Runwave

WHY

Wind turbines experience significant forces on the foundation, turbine tower, and nacelle during the turbine's life span. These forces are caused by wind, (breaking) waves, and currents. The design of offshore wind turbines is, therefore – amongst others – determined by the expected wave load during moderate or extreme weather conditions.

To determine the loads, approximations need to be made concerning the local extreme wave conditions, the conversion to individual design wave characteristics, and the computation of the forces through empirical formulations. The accumulation of uncertainties can lead to a high uncertainty margin in the design. This may lead to an under-dimensioned design, leading to longer turbine downtime due to a narrower operational window and higher maintenance costs. However, an over-dimensioned design will result in higher costs than necessary.

A significant source of uncertainty in new design of monopiles (e.g. larger monopile and in larger water depth) is the response behaviour of the monopile on wave loads, which can change substantially as the natural periods increase with turbine size. This increases uncertainty in both fatigue and ultimate response loads and stresses in the monopile. Furthermore, the increasing flexibility of the support structure requires a renewed understanding of the response effects of wave nonlinearity and the impact of wave slamming.

WHAT

This project aims to provide a new method to better determine wave loads on fixed offshore wind turbines due to extreme and fatigue sea states. We will expand the current purely deterministic method with a probabilistic model. This model will take into account the probability of wave loads at a specific location in the wind farm and consider local environmental and hydrodynamic conditions. We will update or, if necessary, develop new deterministic empirical formulations to determine wave loads and the resulting response loads and stresses on the structural elements. In this project, we will use the results of the WiFi 1 and WiFi 2 projects (WiFi stands for Wave impacts on Fixed turbines) where a start has already been made on this topic.

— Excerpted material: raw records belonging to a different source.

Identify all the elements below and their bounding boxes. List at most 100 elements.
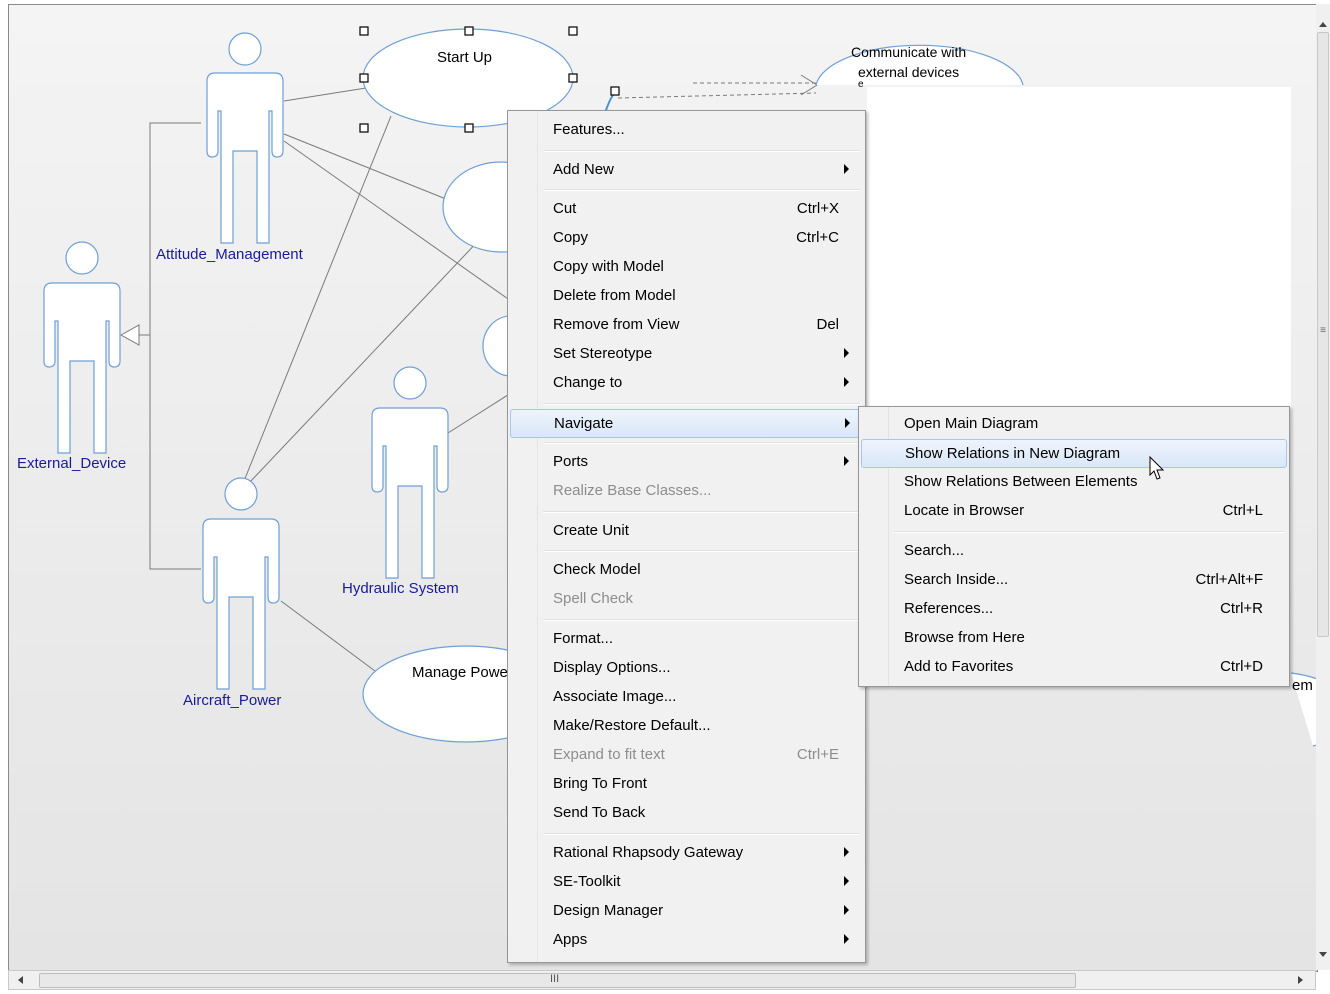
dependency-line (617, 92, 817, 99)
menu-item-item-shortcut: Ctrl+C (796, 229, 839, 246)
menu-item-item-label: Copy with Model (553, 258, 664, 275)
submenu-arrow-icon (844, 164, 849, 174)
submenu-item-search[interactable]: Search... (861, 537, 1285, 564)
aircraft-power-actor[interactable] (202, 477, 280, 690)
dependency-arrowhead (800, 74, 818, 96)
submenu-item-references[interactable]: References... Ctrl+R (861, 595, 1285, 622)
scroll-up-arrow-icon[interactable] (1319, 22, 1327, 27)
menu-item-item-label: Bring To Front (553, 775, 647, 792)
horizontal-scrollbar[interactable]: III (8, 970, 1316, 990)
menu-item-item-label: Rational Rhapsody Gateway (553, 844, 744, 861)
external-device-actor[interactable] (43, 241, 121, 454)
selection-handle[interactable] (359, 73, 369, 83)
aircraft-power-label: Aircraft_Power (183, 692, 282, 709)
menu-item-se-toolkit[interactable]: SE-Toolkit (510, 868, 861, 895)
submenu-item-add-to-favorites[interactable]: Add to Favorites Ctrl+D (861, 653, 1285, 680)
menu-item-change-to[interactable]: Change to (510, 369, 861, 396)
submenu-item-show-relations-between-elements[interactable]: Show Relations Between Elements (861, 468, 1285, 495)
submenu-arrow-icon (844, 876, 849, 886)
menu-item-item-label: Apps (553, 931, 588, 948)
menu-item-send-to-back[interactable]: Send To Back (510, 799, 861, 826)
selection-handle[interactable] (610, 86, 620, 96)
menu-item-item-label: Send To Back (553, 804, 646, 821)
menu-item-make-restore-default[interactable]: Make/Restore Default... (510, 712, 861, 739)
menu-item-remove-from-view[interactable]: Remove from View Del (510, 311, 861, 338)
menu-item-bring-to-front[interactable]: Bring To Front (510, 770, 861, 797)
mouse-cursor-icon (1149, 456, 1165, 480)
menu-item-ports[interactable]: Ports (510, 448, 861, 475)
menu-item-item-label: Spell Check (553, 590, 634, 607)
menu-separator (543, 403, 860, 405)
context-menu: Features... Add New Cut Ctrl+X Copy Ctrl+C Cop… (507, 110, 866, 963)
submenu-item-search-inside[interactable]: Search Inside... Ctrl+Alt+F (861, 566, 1285, 593)
generalization-line (149, 122, 201, 570)
menu-item-associate-image[interactable]: Associate Image... (510, 683, 861, 710)
menu-separator (543, 550, 860, 552)
menu-separator (543, 150, 860, 152)
vertical-scrollbar[interactable]: ≡ (1316, 4, 1330, 970)
manage-power-label: Manage Powe (412, 664, 508, 681)
menu-item-item-label: Delete from Model (553, 287, 676, 304)
submenu-item-item-label: Browse from Here (904, 629, 1025, 646)
menu-item-realize-base-classes: Realize Base Classes... (510, 477, 861, 504)
submenu-item-item-shortcut: Ctrl+Alt+F (1195, 571, 1263, 588)
menu-item-design-manager[interactable]: Design Manager (510, 897, 861, 924)
canvas-blank-region (867, 87, 1291, 407)
menu-separator (543, 511, 860, 513)
menu-item-copy[interactable]: Copy Ctrl+C (510, 224, 861, 251)
vertical-scroll-thumb[interactable]: ≡ (1317, 32, 1329, 637)
selection-handle[interactable] (464, 123, 474, 133)
scroll-left-arrow-icon[interactable] (18, 976, 23, 984)
menu-item-navigate[interactable]: Navigate (510, 409, 863, 438)
selection-handle[interactable] (464, 26, 474, 36)
menu-item-add-new[interactable]: Add New (510, 156, 861, 183)
menu-item-copy-with-model[interactable]: Copy with Model (510, 253, 861, 280)
submenu-arrow-icon (844, 348, 849, 358)
hydraulic-system-actor[interactable] (371, 366, 449, 579)
submenu-arrow-icon (844, 377, 849, 387)
menu-item-item-label: Expand to fit text (553, 746, 665, 763)
menu-item-item-label: Format... (553, 630, 614, 647)
menu-item-item-label: Change to (553, 374, 623, 391)
menu-item-format[interactable]: Format... (510, 625, 861, 652)
navigate-submenu: Open Main Diagram Show Relations in New D… (858, 406, 1290, 687)
menu-item-item-shortcut: Del (816, 316, 839, 333)
scroll-right-arrow-icon[interactable] (1298, 976, 1303, 984)
submenu-item-item-label: Show Relations in New Diagram (905, 445, 1121, 462)
submenu-item-locate-in-browser[interactable]: Locate in Browser Ctrl+L (861, 497, 1285, 524)
menu-item-delete-from-model[interactable]: Delete from Model (510, 282, 861, 309)
menu-item-display-options[interactable]: Display Options... (510, 654, 861, 681)
association-line (283, 133, 447, 200)
menu-item-check-model[interactable]: Check Model (510, 556, 861, 583)
submenu-item-browse-from-here[interactable]: Browse from Here (861, 624, 1285, 651)
association-line (447, 392, 512, 434)
menu-item-item-shortcut: Ctrl+X (796, 200, 839, 217)
menu-item-item-label: Realize Base Classes... (553, 482, 712, 499)
menu-item-set-stereotype[interactable]: Set Stereotype (510, 340, 861, 367)
scroll-down-arrow-icon[interactable] (1319, 952, 1327, 957)
menu-item-features[interactable]: Features... (510, 116, 861, 143)
selection-handle[interactable] (568, 26, 578, 36)
selection-handle[interactable] (568, 73, 578, 83)
menu-item-apps[interactable]: Apps (510, 926, 861, 953)
communicate-label-line1: Communicate with (851, 44, 967, 60)
attitude-management-actor[interactable] (206, 32, 284, 244)
menu-item-cut[interactable]: Cut Ctrl+X (510, 195, 861, 222)
submenu-item-item-shortcut: Ctrl+R (1220, 600, 1263, 617)
selection-handle[interactable] (359, 26, 369, 36)
partial-usecase-label: em (1292, 677, 1313, 694)
attitude-management-label: Attitude_Management (156, 246, 303, 263)
horizontal-scroll-thumb[interactable]: III (39, 973, 1076, 988)
menu-item-item-label: Copy (553, 229, 589, 246)
menu-item-item-label: SE-Toolkit (553, 873, 621, 890)
association-line (280, 600, 380, 675)
menu-separator (543, 619, 860, 621)
selection-handle[interactable] (359, 123, 369, 133)
menu-item-rational-rhapsody-gateway[interactable]: Rational Rhapsody Gateway (510, 839, 861, 866)
submenu-item-item-shortcut: Ctrl+D (1220, 658, 1263, 675)
submenu-item-show-relations-in-new-diagram[interactable]: Show Relations in New Diagram (861, 439, 1287, 468)
menu-item-item-shortcut: Ctrl+E (796, 746, 839, 763)
menu-item-item-label: Check Model (553, 561, 641, 578)
menu-item-create-unit[interactable]: Create Unit (510, 517, 861, 544)
submenu-item-open-main-diagram[interactable]: Open Main Diagram (861, 410, 1285, 437)
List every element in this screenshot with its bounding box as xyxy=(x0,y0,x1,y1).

To get an impression of these projects, please have a look at a short movie of 9 years ago.

We start by determining the properties necessary to develop the probabilistic model concept. The model will establish a relationship between the probability of wave load occurrence and the final load on the monopile.

Subsequently, physical model tests and numerical simulations will be performed to investigate wave loads at a Deltares facility. The structural response of a monopile at a MARIN facility. The tests will complement the data obtained in the WiFi 1 and WiFi 2 projects. The current state of technology and trends in the field of monopiles/turbines will also be taken into account.

EXPECTED RESULTS

The result of this project will be new or improved design methods for bottom fixed turbines that take into account expected wave loads, including extreme and moderate weather conditions. The new insights will significantly increase the certainty of wave load design and limit the risks that arise from the accumulation of uncertainties within the existing design method.

The project will lead to the following supporting results:

• New design method that takes into account extreme and moderate weather conditions for both wave loading and structural response.
• Newly developed probabilistic model to estimate the probability of occurrence of a given wave load/structural response, including a case for a selected workflow (e.g. limit state function).
• Datasets from small and large-scale physical tests on wave loads and structural response on XXL and 3XL monopiles, in addition to the WiFi 1 and WiFi 2 data sets.
• New and updated empirical formulations to determine wave loading and structural response for current and future monopile foundations.

In addition, recommendations will be made in the following areas:

• Modification of existing design load cases and / or addition of new load cases to capture all relevant conditions for the final response analysis.
• Selection of suitable joint environmental conditions (wind and sea state).
• Suitable wave theories and (empirical) load models.